Heading Into Retirement With Student Loans 2023

Heading Into Retirement With Student Loans 2023

Heading Into Retirement With Student Loans 2023

The Consumer Financial Protection Bureau (CFPB) says that between 2012 and 2017, the number of people with student loans who are 60 or older rose by at least 20%. Also, the amount of student loan debt in more than 75% of states went up by at least 50%.

When put together, these two numbers show a worrying trend that could cause a lot of trouble for older Americans’ finances in the coming years if they have to keep paying back loans after they retire.

Why It Takes Place

Most older people who have student loan debt did not take out the loans to pay for their own college. The CFPB report found that 73% of people got loans for their children or grandchildren or cosigned for them. Only 27% said they got loans for themselves or their spouses.

Cosigners of loans can get into trouble if the people who got the loans don’t pay them back when they said they would. By cosigning, they are just as responsible for paying back the loan as if it were theirs alone.

Loans for college and Social Security

Your student loan debt can take up to 15% of your Social Security payments, but your monthly benefit can’t go below $750. Also, garnishment can’t happen until two years after you stop paying on a loan. This gives you plenty of time to talk to the loan servicer about changing the payment plan.

Cons of Paying Off Loans After Retirement

Since most student loan debt can’t be wiped out by filing for bankruptcy (it is possible in some rare cases), pre-retirees who still owe money often have to deal with some or all of the following problems.

They have to work past the normal age of retirement. Their Social Security and other retirement income may not be enough to cover their living costs and the loan payment.

They give up saving for retirement. A study by the Association of Young Americans (AYA) and the AARP found that 31% of baby boomers say that loan debt has either made it harder for them to save for retirement or forced them to take money out of their nest egg before they were ready.

They put off getting medical care. Also, the AYA/AARP study found that about 9% of seniors put off getting medical care because of student loan debt.

They have problems with their credit. Credit Sesame says that it can be hard for older people with at least $40,000 in student debt to get the new loans they need to fix up their homes, buy cars, or pay for other big expenses. The AYA/AARP study also found that 32% of people didn’t buy homes because they still had student loan debt.
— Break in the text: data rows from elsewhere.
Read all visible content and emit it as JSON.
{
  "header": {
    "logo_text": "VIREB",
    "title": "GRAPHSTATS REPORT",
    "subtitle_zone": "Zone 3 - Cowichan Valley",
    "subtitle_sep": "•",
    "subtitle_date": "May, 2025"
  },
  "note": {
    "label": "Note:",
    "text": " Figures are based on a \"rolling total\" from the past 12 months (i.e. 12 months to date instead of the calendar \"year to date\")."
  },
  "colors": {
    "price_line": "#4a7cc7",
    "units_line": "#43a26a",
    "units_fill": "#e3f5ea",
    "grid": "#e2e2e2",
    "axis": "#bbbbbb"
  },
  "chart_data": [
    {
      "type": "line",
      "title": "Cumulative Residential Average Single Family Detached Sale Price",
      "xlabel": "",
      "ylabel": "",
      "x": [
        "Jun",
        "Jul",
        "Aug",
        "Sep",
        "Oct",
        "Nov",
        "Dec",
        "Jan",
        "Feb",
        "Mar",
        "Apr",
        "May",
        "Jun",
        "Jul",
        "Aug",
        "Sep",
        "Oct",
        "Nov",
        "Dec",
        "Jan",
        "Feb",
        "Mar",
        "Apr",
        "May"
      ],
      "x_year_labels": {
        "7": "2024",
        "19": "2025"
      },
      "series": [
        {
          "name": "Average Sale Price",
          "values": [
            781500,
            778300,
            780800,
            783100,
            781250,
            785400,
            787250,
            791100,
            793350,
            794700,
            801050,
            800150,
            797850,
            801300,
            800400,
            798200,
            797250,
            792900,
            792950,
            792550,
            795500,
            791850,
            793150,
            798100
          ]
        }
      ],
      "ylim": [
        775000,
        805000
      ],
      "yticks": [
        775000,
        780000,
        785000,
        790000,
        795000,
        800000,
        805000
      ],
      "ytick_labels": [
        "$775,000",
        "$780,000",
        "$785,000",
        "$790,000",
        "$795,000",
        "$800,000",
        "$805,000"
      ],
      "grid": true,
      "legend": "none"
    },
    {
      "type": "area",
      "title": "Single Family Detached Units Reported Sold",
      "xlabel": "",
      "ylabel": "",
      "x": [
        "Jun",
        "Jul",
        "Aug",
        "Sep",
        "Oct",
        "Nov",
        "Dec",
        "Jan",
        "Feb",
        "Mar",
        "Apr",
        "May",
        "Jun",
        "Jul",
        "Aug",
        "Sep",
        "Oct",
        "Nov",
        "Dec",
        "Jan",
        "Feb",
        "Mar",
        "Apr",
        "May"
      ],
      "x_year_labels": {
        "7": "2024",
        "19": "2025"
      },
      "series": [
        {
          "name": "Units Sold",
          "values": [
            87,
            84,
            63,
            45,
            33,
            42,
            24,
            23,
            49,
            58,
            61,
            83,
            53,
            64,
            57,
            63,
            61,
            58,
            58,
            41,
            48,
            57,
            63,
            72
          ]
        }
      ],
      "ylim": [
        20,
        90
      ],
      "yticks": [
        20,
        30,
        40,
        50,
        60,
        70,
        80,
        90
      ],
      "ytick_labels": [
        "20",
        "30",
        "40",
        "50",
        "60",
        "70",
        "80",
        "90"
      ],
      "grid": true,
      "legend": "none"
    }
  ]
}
They can’t take care of their families. More than 25% of boomers say that their student loan debt kept them from giving money to family members in need.

The government takes their Social Security benefits. According to the American Seniors Association, retirees who can’t pay back their federal student loans on time may find that their lenders have taken some of their Social Security benefits or tax refunds.

How to keep problems with student loans to a minimum

There are some good things you can do both before and after you take out a student loan or cosign for one.

Talk to people in an honest way before you borrow.

Before you cosign for a loan, talk to your co-borrower about how much you need to borrow and how long it will take to pay it back. Talk about how scholarships, cheaper colleges, or other options could help reduce the amount of debt.

Plan for what could go wrong.

Before you agree, make sure you can pay the loan payments on your own if your co-signer can’t. If other family members offer you a safety net, ask them to write it down in case they forget.

Check on the loan

After you borrow money, make sure the loan servicer sends you regular statements that show the amount you owe, how much you’ve paid, the interest rate, and when the loan will be paid off. File a complaint with the Consumer Financial Protection Bureau (CFPB) if you don’t get this information on time or if you get too many annoying phone calls or letters.

Know how you can pay back your debt.

Programs like deferment and forbearance can let you temporarily stop making payments if you are having trouble feeding your family or paying other bills. Consolidating multiple student loans may result in smaller payments.

There are also other repayment options that might help, including Income-Based Repayment (IBR), Income-Contingent Repayment (ICR), Pay As You Earn (PAYE), and Revised Pay As You Earn (REPAYE) (REPAYE). Some programs forgive an existing balance after 20 years or if you pass away.